What Is the Mauritius Variable Capital Company (VCC)? Key Features Explained
The Variable Capital Companies Act 2022 introduced a legal framework that allows multiple sub‑funds (SFs) and special-purpose vehicles (SPVs) to operate under a single corporate entity. Each SF or SPV may, if desired, obtain its own separate legal personality, ring‑fencing its assets and liabilities —representing a significant improvement over traditional fund structures. Key features include:
- Structural versatility – open‑ended or closed‑ended funds, master–feeder arrangements, and family‑office SPVs can all sit in one structure.
- Statutory segregation — The VCC Act legally ring‑fences each sub‑fund’s assets and liabilities, so creditors of one can’t reach another.
- Flexible share capital – redemptions and buy‑backs may be executed out of capital, providing greater flexibility in managing capital and liquidity.
- Fair‑value accounting & unified reporting – financial statements and regulatory filings are centralised at the VCC level, ensuring consistency and streamlining compliance.
How to Set Up a Mauritius VCC: Step‑by‑Step Process for Fund Managers
Setting up a Mauritius Variable Capital Company (VCC) may seem complex, but with a structured approach, the process becomes straightforward. This guide breaks it down into clear, actionable steps—from choosing the right structure and meeting regulatory requirements to securing approvals and achieving full operational readiness. Follow these five phases to take your VCC from concept to compliance with confidence.
- Define the structure
First, clarify the purpose of the structure: decide whether your VCC will house a single flagship fund, multiple investment strategies, or a family‑office pool of assets. At the same time, assess whether any sub‑funds or SPVs should be incorporated with their own legal personality to provide an extra layer of ring‑fencing for assets and liabilities. - Application to the Financial Services Commission (FSC)

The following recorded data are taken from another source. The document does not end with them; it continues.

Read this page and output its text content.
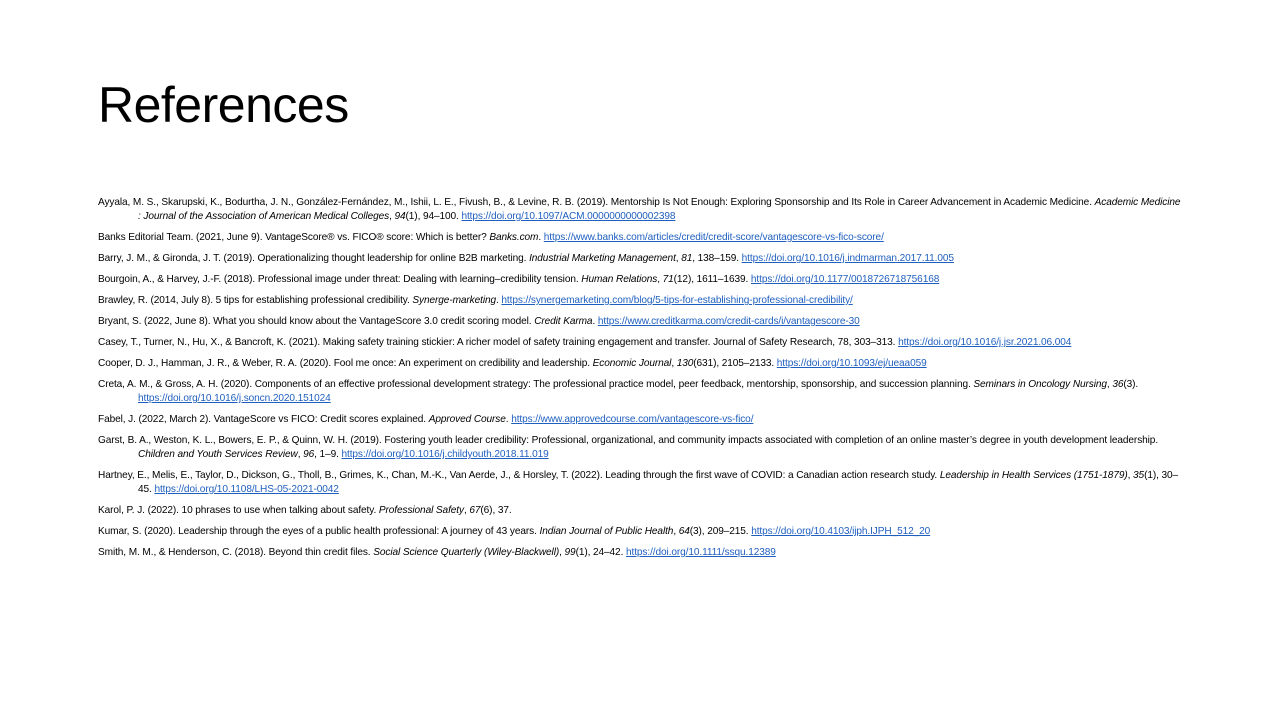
References
Ayyala, M. S., Skarupski, K., Bodurtha, J. N., González-Fernández, M., Ishii, L. E., Fivush, B., & Levine, R. B. (2019). Mentorship Is Not Enough: Exploring Sponsorship and Its Role in Career Advancement in Academic Medicine. Academic Medicine : Journal of the Association of American Medical Colleges, 94(1), 94–100. https://doi.org/10.1097/ACM.0000000000002398
Banks Editorial Team. (2021, June 9). VantageScore® vs. FICO® score: Which is better? Banks.com. https://www.banks.com/articles/credit/credit-score/vantagescore-vs-fico-score/
Barry, J. M., & Gironda, J. T. (2019). Operationalizing thought leadership for online B2B marketing. Industrial Marketing Management, 81, 138–159. https://doi.org/10.1016/j.indmarman.2017.11.005
Bourgoin, A., & Harvey, J.-F. (2018). Professional image under threat: Dealing with learning–credibility tension. Human Relations, 71(12), 1611–1639. https://doi.org/10.1177/0018726718756168
Brawley, R. (2014, July 8). 5 tips for establishing professional credibility. Synerge-marketing. https://synergemarketing.com/blog/5-tips-for-establishing-professional-credibility/
Bryant, S. (2022, June 8). What you should know about the VantageScore 3.0 credit scoring model. Credit Karma. https://www.creditkarma.com/credit-cards/i/vantagescore-30
Casey, T., Turner, N., Hu, X., & Bancroft, K. (2021). Making safety training stickier: A richer model of safety training engagement and transfer. Journal of Safety Research, 78, 303–313. https://doi.org/10.1016/j.jsr.2021.06.004
Cooper, D. J., Hamman, J. R., & Weber, R. A. (2020). Fool me once: An experiment on credibility and leadership. Economic Journal, 130(631), 2105–2133. https://doi.org/10.1093/ej/ueaa059
Creta, A. M., & Gross, A. H. (2020). Components of an effective professional development strategy: The professional practice model, peer feedback, mentorship, sponsorship, and succession planning. Seminars in Oncology Nursing, 36(3). https://doi.org/10.1016/j.soncn.2020.151024
Fabel, J. (2022, March 2). VantageScore vs FICO: Credit scores explained. Approved Course. https://www.approvedcourse.com/vantagescore-vs-fico/
Garst, B. A., Weston, K. L., Bowers, E. P., & Quinn, W. H. (2019). Fostering youth leader credibility: Professional, organizational, and community impacts associated with completion of an online master’s degree in youth development leadership. Children and Youth Services Review, 96, 1–9. https://doi.org/10.1016/j.childyouth.2018.11.019
Hartney, E., Melis, E., Taylor, D., Dickson, G., Tholl, B., Grimes, K., Chan, M.-K., Van Aerde, J., & Horsley, T. (2022). Leading through the first wave of COVID: a Canadian action research study. Leadership in Health Services (1751-1879), 35(1), 30–45. https://doi.org/10.1108/LHS-05-2021-0042
Karol, P. J. (2022). 10 phrases to use when talking about safety. Professional Safety, 67(6), 37.
Kumar, S. (2020). Leadership through the eyes of a public health professional: A journey of 43 years. Indian Journal of Public Health, 64(3), 209–215. https://doi.org/10.4103/ijph.IJPH_512_20
Smith, M. M., & Henderson, C. (2018). Beyond thin credit files. Social Science Quarterly (Wiley-Blackwell), 99(1), 24–42. https://doi.org/10.1111/ssqu.12389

The next stage involves preparing and submitting the application pack, which includes among others:
- The Memorandum and Articles of Association (MAA);
- KYC documents on promoters, officers, and beneficial owners;
- Regulatory forms and statutory fees.
The FSC reviews the application to ensure compliance with local laws before granting approval. The timeline varies based on structure complexity and completeness of the documentation.
- Post-Licensing and Operational Readiness
Once approval is granted, the VCC can proceed with opening bank accounts, completing FATCA/CRS registration, and setting up reporting and compliance frameworks for AML/CFT, audits, and investor communication. - Role of a Licensed Management Company
While the VCC Act allows for flexibility, navigating regulatory obligations and ensuring timely compliance typically requires engaging a licensed Management Company. Experienced service providers such as Nexus Global Financial Services can coordinate the application process, ensure adherence to substance requirements, and provide ongoing administration support.

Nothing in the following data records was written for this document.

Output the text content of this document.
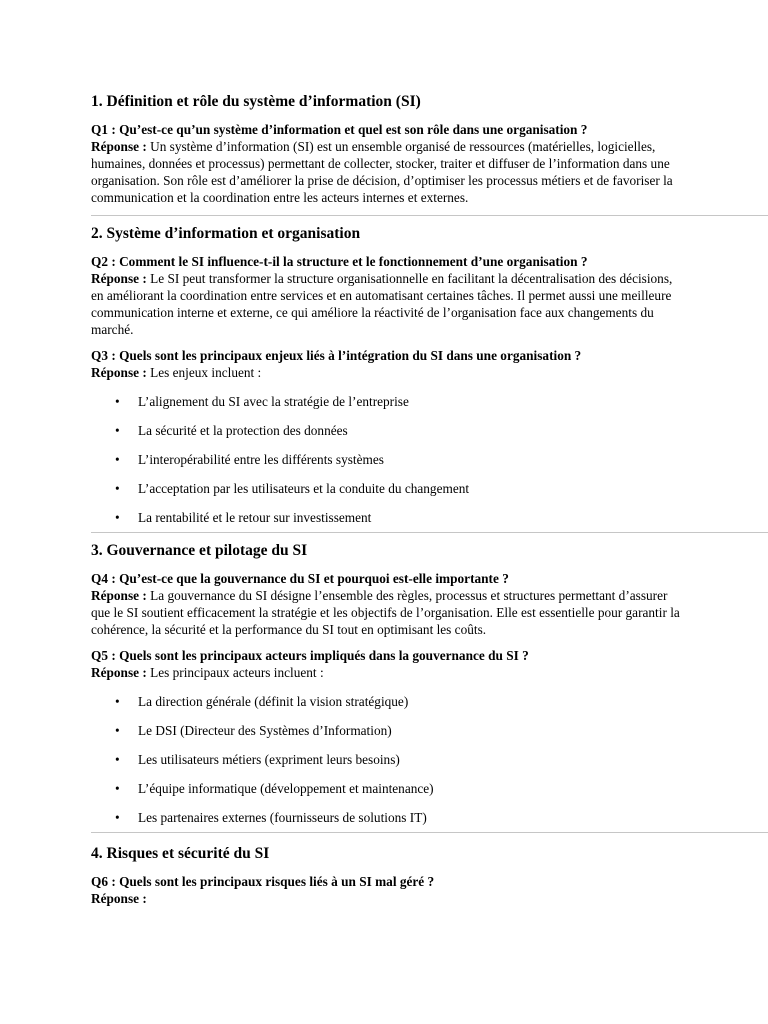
1. Définition et rôle du système d’information (SI)

Q1 : Qu’est-ce qu’un système d’information et quel est son rôle dans une organisation ?
Réponse : Un système d’information (SI) est un ensemble organisé de ressources (matérielles, logicielles, humaines, données et processus) permettant de collecter, stocker, traiter et diffuser de l’information dans une organisation. Son rôle est d’améliorer la prise de décision, d’optimiser les processus métiers et de favoriser la communication et la coordination entre les acteurs internes et externes.

2. Système d’information et organisation

Q2 : Comment le SI influence-t-il la structure et le fonctionnement d’une organisation ?
Réponse : Le SI peut transformer la structure organisationnelle en facilitant la décentralisation des décisions, en améliorant la coordination entre services et en automatisant certaines tâches. Il permet aussi une meilleure communication interne et externe, ce qui améliore la réactivité de l’organisation face aux changements du marché.

Q3 : Quels sont les principaux enjeux liés à l’intégration du SI dans une organisation ?
Réponse : Les enjeux incluent :

• L’alignement du SI avec la stratégie de l’entreprise
• La sécurité et la protection des données
• L’interopérabilité entre les différents systèmes
• L’acceptation par les utilisateurs et la conduite du changement
• La rentabilité et le retour sur investissement
3. Gouvernance et pilotage du SI

Q4 : Qu’est-ce que la gouvernance du SI et pourquoi est-elle importante ?
Réponse : La gouvernance du SI désigne l’ensemble des règles, processus et structures permettant d’assurer que le SI soutient efficacement la stratégie et les objectifs de l’organisation. Elle est essentielle pour garantir la cohérence, la sécurité et la performance du SI tout en optimisant les coûts.

Q5 : Quels sont les principaux acteurs impliqués dans la gouvernance du SI ?
Réponse : Les principaux acteurs incluent :

• La direction générale (définit la vision stratégique)
• Le DSI (Directeur des Systèmes d’Information)
• Les utilisateurs métiers (expriment leurs besoins)
• L’équipe informatique (développement et maintenance)
• Les partenaires externes (fournisseurs de solutions IT)
4. Risques et sécurité du SI

Q6 : Quels sont les principaux risques liés à un SI mal géré ?
Réponse :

Comparative Advantages: Mauritius VCC vs PCCs & SPCs
Promoters familiar with Protected Cell Companies (PCCs) or Segregated Portfolio Companies (SPCs) will recognise the logic of housing multiple strategies under one roof, yet the Mauritius VCC refines the model. By allowing each sub‑fund to opt into separate legal personality—and by operating under a single Global Business Licence—the VCC combines the segregation benefits of PCCs/SPCs with greater investor optics, simpler licensing and more flexible tax treatment.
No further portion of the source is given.